4% net margin versus 12. 2% for Citizens Financial Group, Inc. — meaning it keeps 22. 4% of every revenue dollar as bottom-line profit. Operating margin tells a similar story: RF leads at 28. 5% versus 15. 3% for CFG. At the gross margin level — before operating expenses — RF leads at 74. 6%, reflecting greater pricing power or product mix advantage. Stronger margins indicate durable pricing power, lower cost of revenue, or higher mix of software/services. They are one of the clearest signs of business quality.
07Is FCNCA or CFG or HBAN or RF or FITB more undervalued right now?
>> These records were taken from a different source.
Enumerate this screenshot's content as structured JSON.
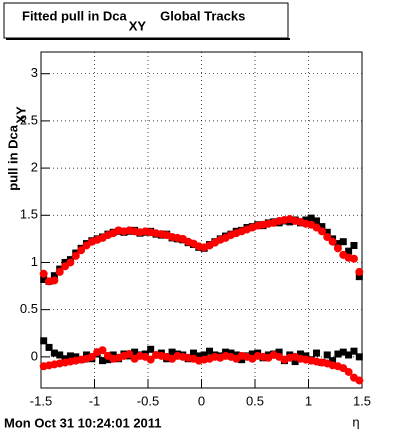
{
  "chart_data": {
    "type": "scatter",
    "title": "Fitted pull in Dca",
    "title_subscript": "XY",
    "title_suffix": "Global Tracks",
    "y_label": "pull in Dca",
    "y_label_subscript": "XY",
    "x_label": "η",
    "footer": "Mon Oct 31 10:24:01 2011",
    "xlim": [
      -1.5,
      1.5
    ],
    "xticks": [
      -1.5,
      -1,
      -0.5,
      0,
      0.5,
      1,
      1.5
    ],
    "ylim": [
      -0.33,
      3.23
    ],
    "yticks": [
      0,
      0.5,
      1,
      1.5,
      2,
      2.5,
      3
    ],
    "grid": true,
    "x": [
      -1.475,
      -1.425,
      -1.375,
      -1.325,
      -1.275,
      -1.225,
      -1.175,
      -1.125,
      -1.075,
      -1.025,
      -0.975,
      -0.925,
      -0.875,
      -0.825,
      -0.775,
      -0.725,
      -0.675,
      -0.625,
      -0.575,
      -0.525,
      -0.475,
      -0.425,
      -0.375,
      -0.325,
      -0.275,
      -0.225,
      -0.175,
      -0.125,
      -0.075,
      -0.025,
      0.025,
      0.075,
      0.125,
      0.175,
      0.225,
      0.275,
      0.325,
      0.375,
      0.425,
      0.475,
      0.525,
      0.575,
      0.625,
      0.675,
      0.725,
      0.775,
      0.825,
      0.875,
      0.925,
      0.975,
      1.025,
      1.075,
      1.125,
      1.175,
      1.225,
      1.275,
      1.325,
      1.375,
      1.425,
      1.475
    ],
    "series": [
      {
        "color": "#000000",
        "marker": "square",
        "values": [
          0.82,
          0.8,
          0.86,
          0.93,
          1.0,
          1.03,
          1.1,
          1.15,
          1.2,
          1.23,
          1.25,
          1.27,
          1.3,
          1.32,
          1.33,
          1.32,
          1.33,
          1.34,
          1.31,
          1.32,
          1.33,
          1.3,
          1.29,
          1.3,
          1.26,
          1.25,
          1.24,
          1.21,
          1.19,
          1.16,
          1.15,
          1.19,
          1.22,
          1.25,
          1.28,
          1.3,
          1.33,
          1.34,
          1.37,
          1.38,
          1.4,
          1.39,
          1.42,
          1.43,
          1.42,
          1.44,
          1.43,
          1.45,
          1.42,
          1.45,
          1.47,
          1.44,
          1.38,
          1.32,
          1.25,
          1.2,
          1.22,
          1.12,
          1.18,
          0.85
        ]
      },
      {
        "color": "#ff0000",
        "marker": "circle",
        "values": [
          0.88,
          0.8,
          0.81,
          0.9,
          0.96,
          1.0,
          1.07,
          1.13,
          1.18,
          1.22,
          1.24,
          1.26,
          1.29,
          1.31,
          1.34,
          1.33,
          1.34,
          1.33,
          1.32,
          1.33,
          1.32,
          1.31,
          1.3,
          1.29,
          1.27,
          1.26,
          1.25,
          1.22,
          1.2,
          1.17,
          1.16,
          1.18,
          1.21,
          1.24,
          1.26,
          1.29,
          1.31,
          1.33,
          1.35,
          1.37,
          1.39,
          1.4,
          1.41,
          1.42,
          1.44,
          1.45,
          1.46,
          1.44,
          1.43,
          1.41,
          1.4,
          1.37,
          1.33,
          1.27,
          1.22,
          1.15,
          1.08,
          1.05,
          1.04,
          0.9
        ]
      },
      {
        "color": "#000000",
        "marker": "square",
        "values": [
          0.17,
          0.1,
          0.04,
          0.02,
          -0.02,
          0.01,
          0.0,
          -0.03,
          0.02,
          -0.02,
          0.03,
          -0.04,
          -0.03,
          0.02,
          -0.02,
          0.03,
          0.01,
          0.05,
          0.02,
          0.03,
          0.08,
          0.02,
          0.04,
          -0.02,
          0.05,
          0.03,
          0.02,
          -0.02,
          0.04,
          0.01,
          0.02,
          0.06,
          0.02,
          0.01,
          0.05,
          0.04,
          0.02,
          -0.03,
          0.01,
          0.03,
          0.04,
          -0.01,
          0.02,
          0.03,
          0.05,
          -0.04,
          0.02,
          -0.05,
          0.03,
          0.01,
          -0.03,
          0.04,
          -0.06,
          0.02,
          -0.04,
          0.03,
          0.05,
          0.02,
          0.06,
          0.0
        ]
      },
      {
        "color": "#ff0000",
        "marker": "circle",
        "values": [
          -0.1,
          -0.09,
          -0.08,
          -0.07,
          -0.06,
          -0.05,
          -0.04,
          -0.03,
          -0.02,
          0.0,
          0.05,
          0.07,
          0.01,
          -0.02,
          -0.01,
          0.01,
          0.03,
          -0.02,
          0.01,
          0.0,
          -0.03,
          0.02,
          0.01,
          0.0,
          -0.02,
          0.01,
          0.0,
          -0.01,
          -0.02,
          -0.04,
          -0.03,
          -0.02,
          0.0,
          -0.01,
          0.01,
          0.0,
          -0.02,
          0.01,
          0.0,
          -0.02,
          0.01,
          0.0,
          -0.01,
          0.02,
          0.0,
          -0.03,
          -0.01,
          0.0,
          -0.02,
          -0.03,
          -0.04,
          -0.05,
          -0.06,
          -0.07,
          -0.09,
          -0.1,
          -0.12,
          -0.16,
          -0.22,
          -0.25
        ]
      }
    ]
  }
}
The PEG ratio (forward P/E divided by expected earnings growth rate) is the most precise measure of undervaluation relative to growth potential.
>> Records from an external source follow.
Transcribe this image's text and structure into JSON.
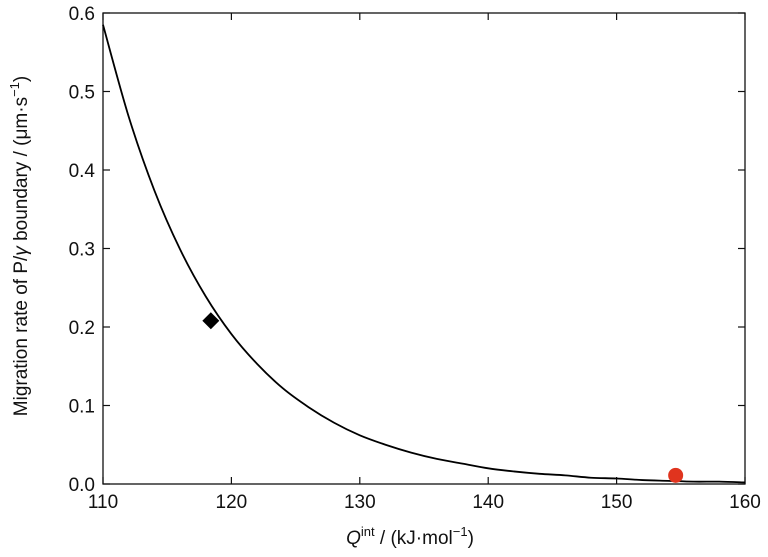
{
  "chart_data": {
    "type": "line",
    "xlabel": {
      "main": "Q",
      "sup": "int",
      "rest": " / (kJ·mol",
      "exp": "−1",
      "end": ")"
    },
    "ylabel": {
      "main": "Migration rate of P/",
      "gamma": "γ",
      "rest": " boundary / (μm·s",
      "exp": "−1",
      "end": ")"
    },
    "xlim": [
      110,
      160
    ],
    "ylim": [
      0,
      0.6
    ],
    "xticks": [
      "110",
      "120",
      "130",
      "140",
      "150",
      "160"
    ],
    "yticks": [
      "0.0",
      "0.1",
      "0.2",
      "0.3",
      "0.4",
      "0.5",
      "0.6"
    ],
    "grid": false,
    "series": [
      {
        "type": "line",
        "color": "#000000",
        "x": [
          110,
          112,
          114,
          116,
          118,
          120,
          122,
          124,
          126,
          128,
          130,
          132,
          134,
          136,
          138,
          140,
          142,
          144,
          146,
          148,
          150,
          152,
          154,
          156,
          158,
          160
        ],
        "y": [
          0.585,
          0.468,
          0.374,
          0.299,
          0.239,
          0.191,
          0.153,
          0.122,
          0.098,
          0.078,
          0.062,
          0.05,
          0.04,
          0.032,
          0.026,
          0.02,
          0.016,
          0.013,
          0.011,
          0.008,
          0.007,
          0.005,
          0.004,
          0.003,
          0.003,
          0.002
        ]
      }
    ],
    "markers": [
      {
        "shape": "diamond",
        "color": "#000000",
        "x": 118.4,
        "y": 0.208
      },
      {
        "shape": "circle",
        "color": "#e0341e",
        "x": 154.6,
        "y": 0.011
      }
    ]
  }
}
By this metric, First Citizens BancShares, Inc. (FCNCA) is the more undervalued stock at a PEG of 0. 39x versus Huntington Bancshares Incorporated's 0. 74x. A PEG below 1. 0 is traditionally considered the threshold for growth-adjusted undervaluation. On forward earnings alone, Regions Financial Corporation (RF) trades at 10. 7x forward P/E versus 16. 1x for Fifth Third Bancorp — 5. 4x cheaper on a one-year earnings basis. Analyst consensus price targets imply the most upside for HBAN: 25. 9% to $20. 38.
08Which pays a better dividend — FCNCA or CFG or HBAN or RF or FITB?
All stocks in this comparison pay dividends.
Huntington Bancshares Incorporated (HBAN) offers the highest yield at 3. 7%, versus 0. 7% for First Citizens BancShares, Inc. (FCNCA).
09Is FCNCA or CFG or HBAN or RF or FITB better for a retirement portfolio?
For long-horizon retirement investors, First Citizens BancShares, Inc.
(FCNCA) is the stronger choice — it scores higher on the combination of lower volatility, dividend reliability, and long-term compounding (low volatility (β 1. 00), 0. 7% yield, +698. 8% 10Y return). Both have compounded well over 10 years (FCNCA: +698. 8%, CFG: +257. 8%), confirming both are viable long-term holds — but the lower-volatility option typically results in less emotional selling during corrections. Retirement portfolios generally favour predictability over maximum returns. Consult a financial advisor before making allocation decisions.
10What are the main differences between FCNCA and CFG and HBAN and RF and FITB?
Both stocks operate in the Financial Services sector, making this a peer-level intra-sector comparison — the same macro tailwinds and headwinds will affect both.
In terms of investment character: FCNCA is a mid-cap deep-value stock; CFG is a mid-cap quality compounder stock; HBAN is a mid-cap deep-value stock; RF is a mid-cap deep-value stock; FITB is a mid-cap deep-value stock. These fundamental differences mean investors should not choose between them on a single metric — the "better stock" depends entirely on which of these characteristics aligns with your investment strategy.